De bandenspanning is om verschillende redenen van cruciaal belang. Banden met een te lage bandenspanning verslijten sneller, dwingen het voertuig om meer brandstof te verbruiken, hebben meer grip op de watervliegtuigen en hebben ook minder grip op de weg. Het belangrijkste is dat banden met een te lage bandenspanning grip kunnen verliezen in bochten en bij het remmen, wat het dagelijks rijden gevaarlijk kan maken. Ten slotte hebben onderzoeken aangetoond dat een te lage bandenspanning, zo weinig als 6 psi onder de bandenspanningsspecificatie, kan leiden tot oververhitting en klapband.
De eerste personenauto met een bandenspanningscontrolesysteem (TPMS) was de Porsche 959 uit 1986, maar de National Highway Traffic Safety Administration (NHTSA) had een reeks bandenstoringen nodig, evenals toenemend bewijs dat mensen gewoon niet genoeg aandacht schonken aan deze kritieke veiligheidscomponent. mandaat direct-TPMS op alle personenauto's in het midden van de jaren 2000.

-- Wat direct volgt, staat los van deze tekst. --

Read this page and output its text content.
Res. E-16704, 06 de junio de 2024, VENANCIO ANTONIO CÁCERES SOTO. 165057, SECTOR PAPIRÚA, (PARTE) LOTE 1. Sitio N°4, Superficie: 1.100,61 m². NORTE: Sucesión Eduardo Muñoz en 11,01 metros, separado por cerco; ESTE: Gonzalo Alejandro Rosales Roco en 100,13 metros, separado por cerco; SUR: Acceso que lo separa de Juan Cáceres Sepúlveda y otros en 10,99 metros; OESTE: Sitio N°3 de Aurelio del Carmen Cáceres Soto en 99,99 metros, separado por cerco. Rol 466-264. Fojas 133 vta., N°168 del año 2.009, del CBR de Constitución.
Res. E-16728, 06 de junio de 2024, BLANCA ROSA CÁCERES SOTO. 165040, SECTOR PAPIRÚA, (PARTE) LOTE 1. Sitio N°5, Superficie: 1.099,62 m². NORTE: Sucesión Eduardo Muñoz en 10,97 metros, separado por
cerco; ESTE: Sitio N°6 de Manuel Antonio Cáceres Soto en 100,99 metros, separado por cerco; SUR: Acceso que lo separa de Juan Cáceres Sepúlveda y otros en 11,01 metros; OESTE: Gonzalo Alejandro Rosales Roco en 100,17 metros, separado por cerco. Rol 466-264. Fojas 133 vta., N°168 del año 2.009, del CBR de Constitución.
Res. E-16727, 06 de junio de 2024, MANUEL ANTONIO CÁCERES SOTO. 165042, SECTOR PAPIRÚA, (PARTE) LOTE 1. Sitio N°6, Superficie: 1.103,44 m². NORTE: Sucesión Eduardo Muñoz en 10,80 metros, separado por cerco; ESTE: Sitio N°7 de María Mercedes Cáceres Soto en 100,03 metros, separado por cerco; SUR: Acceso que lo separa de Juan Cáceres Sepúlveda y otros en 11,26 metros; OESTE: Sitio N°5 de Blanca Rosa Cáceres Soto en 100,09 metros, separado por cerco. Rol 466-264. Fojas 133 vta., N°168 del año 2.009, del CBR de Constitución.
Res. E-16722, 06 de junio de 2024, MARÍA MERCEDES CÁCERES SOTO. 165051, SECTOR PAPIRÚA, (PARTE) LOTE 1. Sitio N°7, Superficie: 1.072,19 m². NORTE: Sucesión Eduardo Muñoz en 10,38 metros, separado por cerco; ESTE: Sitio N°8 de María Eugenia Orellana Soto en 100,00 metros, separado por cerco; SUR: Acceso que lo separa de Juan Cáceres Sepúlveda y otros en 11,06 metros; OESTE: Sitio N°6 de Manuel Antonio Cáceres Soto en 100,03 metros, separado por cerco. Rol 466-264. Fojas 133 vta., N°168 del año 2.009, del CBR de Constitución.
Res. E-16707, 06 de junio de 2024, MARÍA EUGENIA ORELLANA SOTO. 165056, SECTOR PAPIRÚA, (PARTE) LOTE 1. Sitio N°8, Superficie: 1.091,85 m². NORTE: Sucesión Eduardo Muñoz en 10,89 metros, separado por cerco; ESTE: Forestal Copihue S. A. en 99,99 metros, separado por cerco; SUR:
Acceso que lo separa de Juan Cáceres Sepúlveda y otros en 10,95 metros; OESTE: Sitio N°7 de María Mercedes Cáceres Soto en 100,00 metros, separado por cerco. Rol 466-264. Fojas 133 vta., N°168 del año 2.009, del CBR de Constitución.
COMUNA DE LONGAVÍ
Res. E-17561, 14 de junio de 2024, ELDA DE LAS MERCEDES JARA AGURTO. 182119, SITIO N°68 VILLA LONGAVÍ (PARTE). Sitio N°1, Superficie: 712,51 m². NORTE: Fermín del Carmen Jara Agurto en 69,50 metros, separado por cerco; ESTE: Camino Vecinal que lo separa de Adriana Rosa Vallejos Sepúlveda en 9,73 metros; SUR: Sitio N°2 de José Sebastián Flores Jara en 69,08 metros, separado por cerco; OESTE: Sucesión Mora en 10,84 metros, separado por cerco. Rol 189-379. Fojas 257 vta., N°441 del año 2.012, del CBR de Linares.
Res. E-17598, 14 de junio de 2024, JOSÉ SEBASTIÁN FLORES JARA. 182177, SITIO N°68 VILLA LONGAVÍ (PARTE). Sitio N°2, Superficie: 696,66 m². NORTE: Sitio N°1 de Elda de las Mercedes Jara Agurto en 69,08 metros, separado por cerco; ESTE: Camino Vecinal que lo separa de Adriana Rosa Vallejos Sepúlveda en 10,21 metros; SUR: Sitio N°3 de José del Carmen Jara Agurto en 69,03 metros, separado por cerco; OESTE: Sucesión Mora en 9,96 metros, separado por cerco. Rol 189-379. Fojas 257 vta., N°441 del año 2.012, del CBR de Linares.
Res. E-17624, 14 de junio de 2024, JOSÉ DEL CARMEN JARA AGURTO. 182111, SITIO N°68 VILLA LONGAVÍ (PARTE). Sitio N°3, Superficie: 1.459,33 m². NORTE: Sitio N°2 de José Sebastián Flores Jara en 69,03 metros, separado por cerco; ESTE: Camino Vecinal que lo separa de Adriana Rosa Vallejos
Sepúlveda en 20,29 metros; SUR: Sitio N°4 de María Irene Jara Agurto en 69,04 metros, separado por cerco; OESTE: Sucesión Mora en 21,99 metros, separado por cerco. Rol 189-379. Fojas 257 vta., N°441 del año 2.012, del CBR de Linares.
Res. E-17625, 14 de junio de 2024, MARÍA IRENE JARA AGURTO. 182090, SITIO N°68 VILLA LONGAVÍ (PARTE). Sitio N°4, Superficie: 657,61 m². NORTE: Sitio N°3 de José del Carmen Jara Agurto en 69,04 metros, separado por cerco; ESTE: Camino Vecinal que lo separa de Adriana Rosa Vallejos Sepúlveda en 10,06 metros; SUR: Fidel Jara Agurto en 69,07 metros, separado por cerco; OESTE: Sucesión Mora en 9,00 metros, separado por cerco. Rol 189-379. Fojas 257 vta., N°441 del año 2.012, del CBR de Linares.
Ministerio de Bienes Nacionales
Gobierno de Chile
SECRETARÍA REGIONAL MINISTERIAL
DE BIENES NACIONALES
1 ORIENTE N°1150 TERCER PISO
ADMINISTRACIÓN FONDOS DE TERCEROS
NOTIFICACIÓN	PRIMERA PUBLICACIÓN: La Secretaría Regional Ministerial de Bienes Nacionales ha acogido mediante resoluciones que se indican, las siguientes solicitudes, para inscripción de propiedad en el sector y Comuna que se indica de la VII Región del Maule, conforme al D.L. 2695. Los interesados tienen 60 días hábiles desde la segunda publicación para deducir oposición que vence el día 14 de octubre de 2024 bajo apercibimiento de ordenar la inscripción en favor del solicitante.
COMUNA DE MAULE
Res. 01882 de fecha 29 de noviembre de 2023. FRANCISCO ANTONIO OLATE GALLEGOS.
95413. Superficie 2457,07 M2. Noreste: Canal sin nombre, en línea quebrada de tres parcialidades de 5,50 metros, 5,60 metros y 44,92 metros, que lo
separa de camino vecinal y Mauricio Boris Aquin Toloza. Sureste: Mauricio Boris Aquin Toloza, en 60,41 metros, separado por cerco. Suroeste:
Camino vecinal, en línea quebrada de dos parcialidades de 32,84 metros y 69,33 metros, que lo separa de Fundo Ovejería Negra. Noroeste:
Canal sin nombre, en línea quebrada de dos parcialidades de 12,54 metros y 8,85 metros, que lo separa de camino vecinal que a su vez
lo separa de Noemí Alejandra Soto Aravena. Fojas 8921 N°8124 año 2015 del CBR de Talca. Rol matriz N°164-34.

Sinds 2008 is 100% van alle voertuigen op de weg uitgerust met direct-TPMS. Vóór 2008 waren verschillende aantallen voertuigen uitgerust met indirect-TPMS of direct-TPMS. Beide systemen zijn ontworpen om bestuurders te waarschuwen als een of meer bandenspanningswaarden gevaarlijk laag zijn.
Voor oudere voertuigen meet indirect-TPMS de bandenspanning niet rechtstreeks, maar gebruikt het de rotatiesnelheid van de band om wielen en banden met elkaar te vergelijken. Het kan dit doen omdat de rotatiesnelheid van de band direct gerelateerd is aan de bandomtrek en de bandomtrek direct gerelateerd is aan de bandradius, die direct gerelateerd is aan de bandenspanning. Simpel gezegd, een lagere bandenspanning resulteert in een "kleinere" band, die sneller draait. Door rotatiesnelheden te vergelijken, met behulp van wielsnelheidssensoren (WSS), kan de TPMS-module berekenen dat de bandenspanning laag is in een of twee banden.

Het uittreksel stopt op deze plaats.